At the time of the hearing, the Plan was the first challenge of its kind by HMRC to a Part 26A restructuring plan and, with the recent decision in relation to the Nasmyth Group Limited, has significant implications for the SME restructuring market (and, specifically, companies that seek to use Part 26A to cram-down HMRC).
In his conclusions, the Judge dismissed the Company’s application on the basis that (1) the Company had not discharged the evidential burden of showing that HMRC would be no worse off under the Plan and (2) even if it had discharged the burden, he would have dismissed the Plan in any event in the exercise of his discretion.
This is only the second time (after Re Hurricane Energy Plc) that a restructuring plan has been dismissed on the grounds of both failing to satisfy Condition A and being substantively unfair.
In relation to Condition A (the “no worse off test”) the Judge agreed with HMRC’s submissions in relation to the Company’s expert evidence, concluding that it was “unpersuasive”, not “subjected to scrutiny” and therefore had not discharged the necessary burden. In so doing, the Judge held that the comments by Snowden LJ in Re Smile Telecom Holdings Ltd [2022] EWHC 740 to the effect that an opposing creditor should file expert valuation evidence did not create an “invariable rule”; and he preferred HMRC’s submission that it was open to a Court to disregard expert evidence even where the opposing party had not filed expert evidence of its own (see Griffiths v TUI (UK) Ltd [2021] EWCA Civ 1442). On that basis – and given the small margin between HMRC’s proposed dividend under the Plan and the “high case” outcome in the relevant alternative – the Judge held that Condition A had not been satisfied. He also considered (but did not ultimately accept) HMRC’s arguments based on the value (in the relevant alternative) of claims against third parties.

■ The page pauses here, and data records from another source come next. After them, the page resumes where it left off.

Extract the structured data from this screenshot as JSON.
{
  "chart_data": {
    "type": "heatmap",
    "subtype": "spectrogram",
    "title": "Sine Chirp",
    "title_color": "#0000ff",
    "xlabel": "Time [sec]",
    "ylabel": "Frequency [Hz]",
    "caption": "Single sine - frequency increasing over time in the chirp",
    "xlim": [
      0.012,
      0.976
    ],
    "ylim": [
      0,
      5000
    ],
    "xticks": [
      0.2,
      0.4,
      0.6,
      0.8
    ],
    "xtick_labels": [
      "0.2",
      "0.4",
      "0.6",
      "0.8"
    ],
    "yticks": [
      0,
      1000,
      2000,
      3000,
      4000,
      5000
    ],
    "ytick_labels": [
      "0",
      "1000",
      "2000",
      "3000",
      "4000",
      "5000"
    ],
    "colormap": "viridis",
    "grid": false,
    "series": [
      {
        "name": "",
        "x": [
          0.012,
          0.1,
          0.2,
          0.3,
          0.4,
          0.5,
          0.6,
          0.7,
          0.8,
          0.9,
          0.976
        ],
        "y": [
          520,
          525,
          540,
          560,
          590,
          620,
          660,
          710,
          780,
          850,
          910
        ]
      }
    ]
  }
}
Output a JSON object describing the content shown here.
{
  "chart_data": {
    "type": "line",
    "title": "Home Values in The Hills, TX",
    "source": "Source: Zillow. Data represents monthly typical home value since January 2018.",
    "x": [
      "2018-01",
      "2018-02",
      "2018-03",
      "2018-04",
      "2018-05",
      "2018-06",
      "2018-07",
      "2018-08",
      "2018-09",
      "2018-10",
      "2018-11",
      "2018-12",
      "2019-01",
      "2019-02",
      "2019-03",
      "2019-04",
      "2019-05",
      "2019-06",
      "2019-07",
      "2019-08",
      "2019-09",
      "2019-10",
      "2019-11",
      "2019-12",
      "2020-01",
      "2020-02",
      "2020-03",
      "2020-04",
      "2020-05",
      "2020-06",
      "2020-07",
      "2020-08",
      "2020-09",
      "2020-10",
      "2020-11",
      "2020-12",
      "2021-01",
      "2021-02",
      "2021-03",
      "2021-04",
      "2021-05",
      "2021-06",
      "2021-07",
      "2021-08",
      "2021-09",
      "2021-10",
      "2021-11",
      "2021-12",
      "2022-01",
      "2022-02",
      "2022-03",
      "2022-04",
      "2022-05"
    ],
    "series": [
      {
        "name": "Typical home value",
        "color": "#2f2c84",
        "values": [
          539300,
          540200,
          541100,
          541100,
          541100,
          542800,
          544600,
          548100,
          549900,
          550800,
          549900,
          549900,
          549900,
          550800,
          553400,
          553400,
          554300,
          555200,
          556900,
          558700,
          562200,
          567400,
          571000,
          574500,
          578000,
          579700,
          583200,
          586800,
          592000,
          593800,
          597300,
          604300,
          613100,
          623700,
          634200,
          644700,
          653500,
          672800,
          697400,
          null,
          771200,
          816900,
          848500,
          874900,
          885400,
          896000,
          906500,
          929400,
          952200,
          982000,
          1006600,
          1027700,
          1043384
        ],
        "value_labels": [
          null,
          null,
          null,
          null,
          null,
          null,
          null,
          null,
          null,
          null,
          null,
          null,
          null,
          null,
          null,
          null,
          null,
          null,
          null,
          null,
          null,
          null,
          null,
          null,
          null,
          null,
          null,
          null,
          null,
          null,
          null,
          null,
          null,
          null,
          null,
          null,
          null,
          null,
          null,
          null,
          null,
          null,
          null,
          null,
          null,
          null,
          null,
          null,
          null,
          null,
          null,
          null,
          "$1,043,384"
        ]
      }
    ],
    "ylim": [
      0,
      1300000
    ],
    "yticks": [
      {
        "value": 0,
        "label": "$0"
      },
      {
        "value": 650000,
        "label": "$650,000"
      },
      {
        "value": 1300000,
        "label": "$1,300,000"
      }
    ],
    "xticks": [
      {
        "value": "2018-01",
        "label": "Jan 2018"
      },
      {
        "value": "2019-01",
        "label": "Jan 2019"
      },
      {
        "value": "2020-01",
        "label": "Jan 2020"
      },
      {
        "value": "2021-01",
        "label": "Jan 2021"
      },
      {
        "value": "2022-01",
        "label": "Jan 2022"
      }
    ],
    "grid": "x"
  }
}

In relation to fairness, the Judge concluded that the re-ordering of priorities was “muddled” and that the “scale of the benefits” conferred was “not clear” and “unconvincing”. Further, he held that the distribution of benefits to existing shareholders and Connected Creditors was “unfair”.
As a result, the Judge dismissed the Company’s application. The Company has not sought permission to appeal.
William Willson was instructed in-house by HMRC.